The same contrast shows up in Jerusalem. The crowd had good theology. They knew the Messiah was supposed to enter on a donkey. They knew the words to shout. But they were settling for less than the full picture because they had stopped believing God could pull off what He had actually promised.

They wanted Israel back. They had given up on the full overlap of heaven and earth.

We do the same thing. "God, how can you restore my marriage? How can you fix what is broken in my family? I just do not see how you can put this back together." And we begin to negotiate down. Not because God redirected us to something different, but because we stopped believing He could actually do it.

The question is not just who we think Jesus is. The better question is who Jesus thinks He is. Because if Jesus and I disagree about that, I am the one who is wrong.

He Is the New Temple

When Jesus arrived at the temple, He drove out the moneychangers. He overturned the tables. He cleared out the court.

The people thought He was cleansing the temple for them, the start of the revolution they had been waiting for. But Jesus was doing something else entirely.

He then sat down and began to teach. And the blind received sight. The lame walked. The unclean became clean.

Do those sound familiar? They should. They are exactly what the temple was supposed to do.

Jesus was not just cleansing the temple. He was replacing it.

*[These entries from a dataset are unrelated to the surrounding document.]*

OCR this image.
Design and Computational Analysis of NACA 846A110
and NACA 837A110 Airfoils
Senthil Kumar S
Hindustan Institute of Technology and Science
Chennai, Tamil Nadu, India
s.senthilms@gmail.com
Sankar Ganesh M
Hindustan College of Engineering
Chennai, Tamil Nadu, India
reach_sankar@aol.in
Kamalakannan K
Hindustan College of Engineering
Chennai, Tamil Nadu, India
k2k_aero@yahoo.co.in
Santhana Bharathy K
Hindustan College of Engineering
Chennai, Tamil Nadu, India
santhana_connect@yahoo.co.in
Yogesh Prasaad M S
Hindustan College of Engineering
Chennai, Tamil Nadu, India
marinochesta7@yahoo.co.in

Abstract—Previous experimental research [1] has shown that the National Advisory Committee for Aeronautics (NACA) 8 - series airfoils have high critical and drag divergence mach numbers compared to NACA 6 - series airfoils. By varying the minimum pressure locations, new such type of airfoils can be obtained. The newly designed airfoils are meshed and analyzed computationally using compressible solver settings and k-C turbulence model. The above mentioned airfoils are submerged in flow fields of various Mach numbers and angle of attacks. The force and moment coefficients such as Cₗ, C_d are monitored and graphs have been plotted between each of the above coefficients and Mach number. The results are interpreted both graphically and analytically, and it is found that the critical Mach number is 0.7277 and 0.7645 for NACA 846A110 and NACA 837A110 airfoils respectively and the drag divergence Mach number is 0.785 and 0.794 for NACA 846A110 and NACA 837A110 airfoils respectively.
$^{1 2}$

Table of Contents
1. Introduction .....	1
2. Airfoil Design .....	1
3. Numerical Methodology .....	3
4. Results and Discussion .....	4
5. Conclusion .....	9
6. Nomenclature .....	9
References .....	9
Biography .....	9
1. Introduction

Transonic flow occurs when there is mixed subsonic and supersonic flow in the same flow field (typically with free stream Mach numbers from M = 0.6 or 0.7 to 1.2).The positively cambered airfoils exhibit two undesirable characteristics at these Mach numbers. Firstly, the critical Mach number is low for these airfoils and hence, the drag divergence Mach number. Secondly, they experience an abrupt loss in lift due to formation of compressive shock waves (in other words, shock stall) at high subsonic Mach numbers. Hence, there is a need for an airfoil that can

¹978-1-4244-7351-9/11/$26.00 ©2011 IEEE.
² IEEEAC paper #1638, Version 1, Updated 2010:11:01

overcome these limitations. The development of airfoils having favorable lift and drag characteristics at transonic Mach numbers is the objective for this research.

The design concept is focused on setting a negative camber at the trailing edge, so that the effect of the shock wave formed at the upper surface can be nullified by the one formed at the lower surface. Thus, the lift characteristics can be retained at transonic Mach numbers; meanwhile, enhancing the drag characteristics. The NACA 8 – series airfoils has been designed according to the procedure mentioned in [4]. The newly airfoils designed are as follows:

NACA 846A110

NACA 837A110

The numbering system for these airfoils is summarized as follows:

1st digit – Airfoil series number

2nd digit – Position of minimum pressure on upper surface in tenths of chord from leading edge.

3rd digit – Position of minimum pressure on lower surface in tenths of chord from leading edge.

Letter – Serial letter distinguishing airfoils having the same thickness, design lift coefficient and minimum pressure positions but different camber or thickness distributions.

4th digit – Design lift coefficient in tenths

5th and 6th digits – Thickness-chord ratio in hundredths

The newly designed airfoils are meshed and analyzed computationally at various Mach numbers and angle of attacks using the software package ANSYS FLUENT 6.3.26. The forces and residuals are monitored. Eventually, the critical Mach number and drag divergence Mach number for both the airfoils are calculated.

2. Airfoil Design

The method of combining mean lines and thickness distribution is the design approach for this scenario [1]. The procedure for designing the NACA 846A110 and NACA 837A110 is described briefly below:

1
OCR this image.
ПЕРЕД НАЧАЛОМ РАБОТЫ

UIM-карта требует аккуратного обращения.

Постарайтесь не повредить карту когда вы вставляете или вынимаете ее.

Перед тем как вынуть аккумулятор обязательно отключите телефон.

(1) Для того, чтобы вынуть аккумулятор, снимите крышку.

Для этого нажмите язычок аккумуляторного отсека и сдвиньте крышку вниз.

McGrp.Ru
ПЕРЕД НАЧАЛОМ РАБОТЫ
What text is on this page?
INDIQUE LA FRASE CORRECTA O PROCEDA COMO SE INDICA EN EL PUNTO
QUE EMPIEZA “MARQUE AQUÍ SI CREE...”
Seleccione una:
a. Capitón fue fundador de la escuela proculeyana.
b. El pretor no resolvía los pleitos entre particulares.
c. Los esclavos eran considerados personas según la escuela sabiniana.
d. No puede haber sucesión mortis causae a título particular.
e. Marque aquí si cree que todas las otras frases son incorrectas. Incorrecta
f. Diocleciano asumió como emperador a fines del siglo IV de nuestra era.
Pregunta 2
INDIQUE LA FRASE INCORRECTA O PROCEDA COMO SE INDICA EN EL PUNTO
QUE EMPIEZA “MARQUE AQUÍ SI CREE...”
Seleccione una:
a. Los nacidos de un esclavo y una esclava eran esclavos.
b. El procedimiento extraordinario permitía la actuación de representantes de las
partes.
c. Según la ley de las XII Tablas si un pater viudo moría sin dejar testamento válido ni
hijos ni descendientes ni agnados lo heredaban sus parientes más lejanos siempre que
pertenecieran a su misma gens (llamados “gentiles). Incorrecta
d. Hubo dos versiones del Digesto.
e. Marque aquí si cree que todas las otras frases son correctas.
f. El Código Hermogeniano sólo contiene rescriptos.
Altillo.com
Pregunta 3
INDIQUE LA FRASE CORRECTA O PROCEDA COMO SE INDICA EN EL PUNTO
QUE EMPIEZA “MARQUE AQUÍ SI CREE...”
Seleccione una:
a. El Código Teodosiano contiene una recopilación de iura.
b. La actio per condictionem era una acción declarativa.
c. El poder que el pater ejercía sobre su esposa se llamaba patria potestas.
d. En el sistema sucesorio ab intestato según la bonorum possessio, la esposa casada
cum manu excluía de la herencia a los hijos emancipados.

He is the new place where heaven and earth overlap. He is the new Holy of Holies. And the anger He showed toward the moneychangers had a deeper reason. The temple had a Court of the Gentiles, an outer court built so that anyone who was not Jewish could still come and meet with God. Israel had one job: to make a place for the nations in God's house. Instead, they had filled that space with commerce. The place set aside for outsiders to find God had become a marketplace.

Jesus cleared it because the door was supposed to be open.

You Are a Living Stone

Here is where it lands.

Jesus is the new temple. But we are the stones.

First Peter describes believers as living stones being built into a spiritual house. That means wherever you go, the kingdom of heaven can go with you. The overlap is not confined to a building on a hill in Jerusalem. It is not locked behind a door in a mall that is never open.

It lives in you.

Jesus did not just come to fix your circumstances. He came to restore your soul. He did not come to give Israel back to the Jews. He came to break the bondage of sin and death at the deepest level. He came so that heaven and earth could overlap again, and this time, the place where that happens is inside His people.

That is what He was trying to tell everyone watching on Palm Sunday. The disciples did not understand it yet. They came with swords, expecting a battle. Peter would cut off a man's ear before the week was over. They could not yet imagine their king on a cross saying, "Father, forgive them."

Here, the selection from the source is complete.